A fome e a voz do chef fazem o rato sair do esgoto. Surpresa! Ele está em Paris, Cidade Luz, Capital do Amor e de alguns dos melhores restaurantes do mundo. Quando vê um ajudante de cozinheiro arruinando uma sopa no Gusteau's, Remy se desespera e acaba caindo na cozinha, onde pode finalmente realiar seu sonho e se tornar um dos melhores chefs da cidade.

Porém, como todo mundo sabe, inclusive Remy, um rato nunca é bem-vindo em uma cozinha.

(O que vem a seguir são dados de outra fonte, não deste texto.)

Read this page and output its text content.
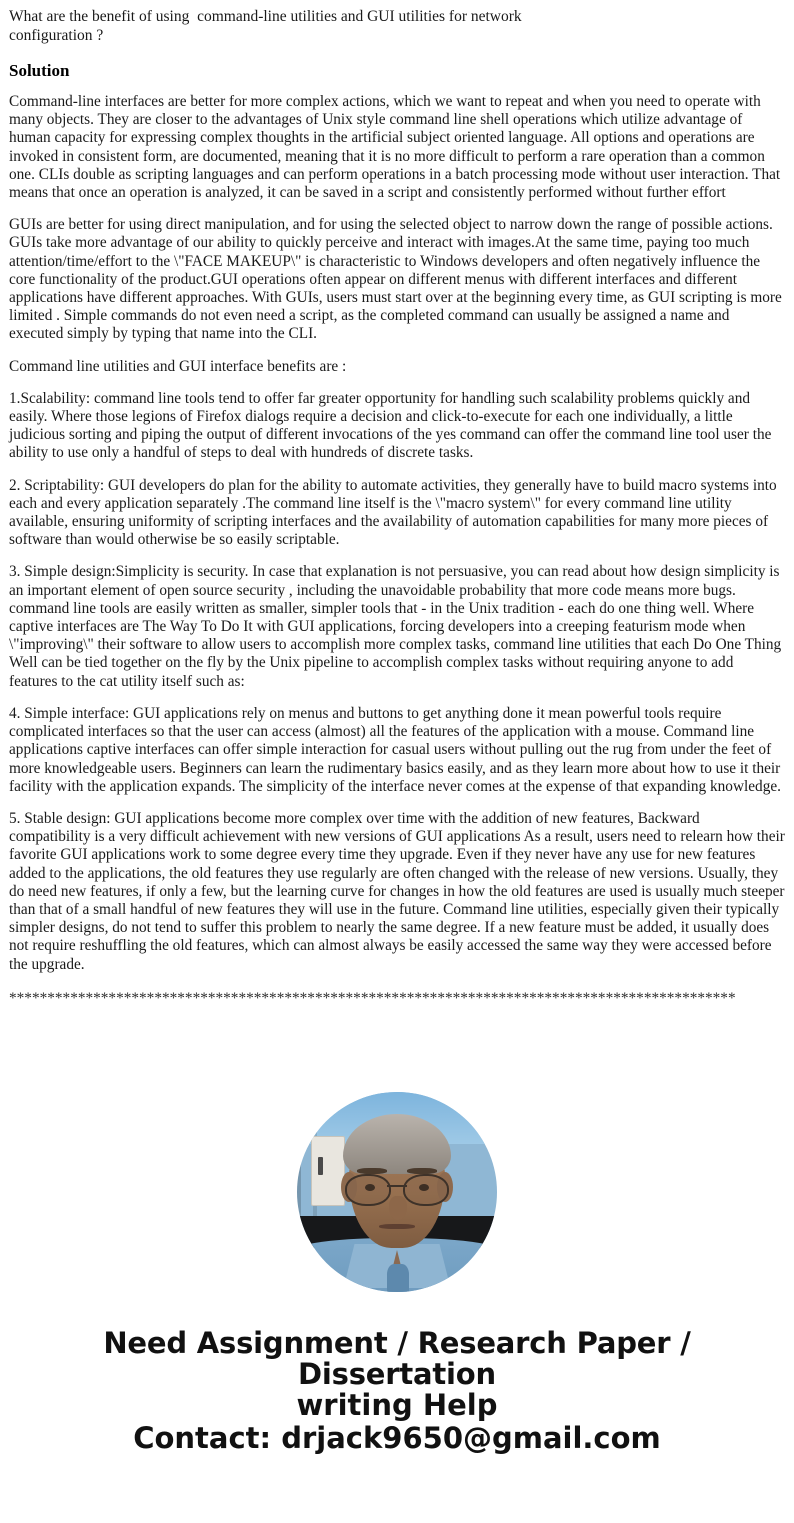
What are the benefit of using  command-line utilities and GUI utilities for network configuration ?
Solution

Command-line interfaces are better for more complex actions, which we want to repeat and when you need to operate with many objects. They are closer to the advantages of Unix style command line shell operations which utilize advantage of human capacity for expressing complex thoughts in the artificial subject oriented language. All options and operations are invoked in consistent form, are documented, meaning that it is no more difficult to perform a rare operation than a common one. CLIs double as scripting languages and can perform operations in a batch processing mode without user interaction. That means that once an operation is analyzed, it can be saved in a script and consistently performed without further effort

GUIs are better for using direct manipulation, and for using the selected object to narrow down the range of possible actions. GUIs take more advantage of our ability to quickly perceive and interact with images.At the same time, paying too much attention/time/effort to the \"FACE MAKEUP\" is characteristic to Windows developers and often negatively influence the core functionality of the product.GUI operations often appear on different menus with different interfaces and different applications have different approaches. With GUIs, users must start over at the beginning every time, as GUI scripting is more limited . Simple commands do not even need a script, as the completed command can usually be assigned a name and executed simply by typing that name into the CLI.

Command line utilities and GUI interface benefits are :

1.Scalability: command line tools tend to offer far greater opportunity for handling such scalability problems quickly and easily. Where those legions of Firefox dialogs require a decision and click-to-execute for each one individually, a little judicious sorting and piping the output of different invocations of the yes command can offer the command line tool user the ability to use only a handful of steps to deal with hundreds of discrete tasks.

2. Scriptability: GUI developers do plan for the ability to automate activities, they generally have to build macro systems into each and every application separately .The command line itself is the \"macro system\" for every command line utility available, ensuring uniformity of scripting interfaces and the availability of automation capabilities for many more pieces of software than would otherwise be so easily scriptable.

3. Simple design:Simplicity is security. In case that explanation is not persuasive, you can read about how design simplicity is an important element of open source security , including the unavoidable probability that more code means more bugs. command line tools are easily written as smaller, simpler tools that - in the Unix tradition - each do one thing well. Where captive interfaces are The Way To Do It with GUI applications, forcing developers into a creeping featurism mode when \"improving\" their software to allow users to accomplish more complex tasks, command line utilities that each Do One Thing Well can be tied together on the fly by the Unix pipeline to accomplish complex tasks without requiring anyone to add features to the cat utility itself such as:

4. Simple interface: GUI applications rely on menus and buttons to get anything done it mean powerful tools require complicated interfaces so that the user can access (almost) all the features of the application with a mouse. Command line applications captive interfaces can offer simple interaction for casual users without pulling out the rug from under the feet of more knowledgeable users. Beginners can learn the rudimentary basics easily, and as they learn more about how to use it their facility with the application expands. The simplicity of the interface never comes at the expense of that expanding knowledge.

5. Stable design: GUI applications become more complex over time with the addition of new features, Backward compatibility is a very difficult achievement with new versions of GUI applications As a result, users need to relearn how their favorite GUI applications work to some degree every time they upgrade. Even if they never have any use for new features added to the applications, the old features they use regularly are often changed with the release of new versions. Usually, they do need new features, if only a few, but the learning curve for changes in how the old features are used is usually much steeper than that of a small handful of new features they will use in the future. Command line utilities, especially given their typically simpler designs, do not tend to suffer this problem to nearly the same degree. If a new feature must be added, it usually does not require reshuffling the old features, which can almost always be easily accessed the same way they were accessed before the upgrade.

***********************************************************************************************
Need Assignment / Research Paper / Dissertation
writing Help
Contact: drjack9650@gmail.com
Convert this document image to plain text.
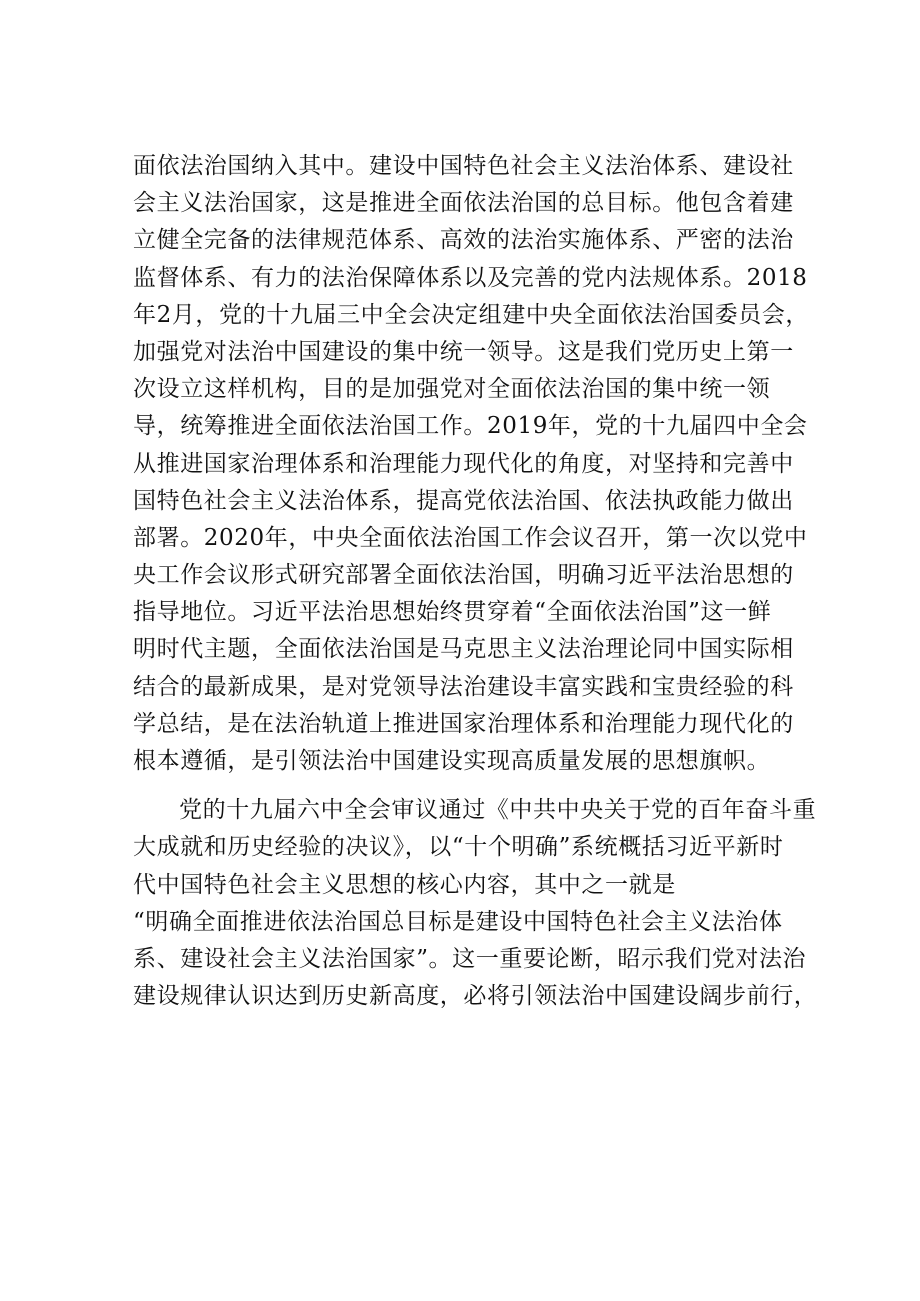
面依法治国纳入其中。建设中国特色社会主义法治体系、建设社
会主义法治国家，这是推进全面依法治国的总目标。他包含着建
立健全完备的法律规范体系、高效的法治实施体系、严密的法治
监督体系、有力的法治保障体系以及完善的党内法规体系。2018
年2月，党的十九届三中全会决定组建中央全面依法治国委员会，
加强党对法治中国建设的集中统一领导。这是我们党历史上第一
次设立这样机构，目的是加强党对全面依法治国的集中统一领
导，统筹推进全面依法治国工作。2019年，党的十九届四中全会
从推进国家治理体系和治理能力现代化的角度，对坚持和完善中
国特色社会主义法治体系，提高党依法治国、依法执政能力做出
部署。2020年，中央全面依法治国工作会议召开，第一次以党中
央工作会议形式研究部署全面依法治国，明确习近平法治思想的
指导地位。习近平法治思想始终贯穿着“全面依法治国”这一鲜
明时代主题，全面依法治国是马克思主义法治理论同中国实际相
结合的最新成果，是对党领导法治建设丰富实践和宝贵经验的科
学总结，是在法治轨道上推进国家治理体系和治理能力现代化的
根本遵循，是引领法治中国建设实现高质量发展的思想旗帜。
党的十九届六中全会审议通过《中共中央关于党的百年奋斗重
大成就和历史经验的决议》，以“十个明确”系统概括习近平新时
代中国特色社会主义思想的核心内容，其中之一就是
“明确全面推进依法治国总目标是建设中国特色社会主义法治体
系、建设社会主义法治国家”。这一重要论断，昭示我们党对法治
建设规律认识达到历史新高度，必将引领法治中国建设阔步前行，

E é por isso que Linguini (Lou Romano), o tal ajudante atrapalhado, é também importante na história. O desengonçado rapaz mal consegue segurar uma colher de pau, mas com a ajuda de Remy começa a preparar os melhores pratos da cidade, para o desespero do seu patrão, o diminuto Skinner (Ian "Bilbo" Holm), que assumiu o restaurante após a morte de Gusteau e usa a fama do ex-chef para criar linhas de comidas semiprontas.

O seu grande teste será preparar um prato para o temido Ego, que pode destruir a reputação de um restaurante usando suas ácidas palavras. A esta tensão soma-se pitadas de romance, punhados de comédia física, desentendimentos familiares, perseguições, tensão (não é fácil ser rato, gente!) e, o principal, um caminho de autodescoberta de quem você realmente é. No caso de Remy, um rato! Esqueça o símbolo máximo da Disney, Mickey Mouse. Remy e os demais roedores correm e fazem barulho de rato de verdade, chegando a ser verdadeiramente nojento acompanhá-los andando pela cozinha.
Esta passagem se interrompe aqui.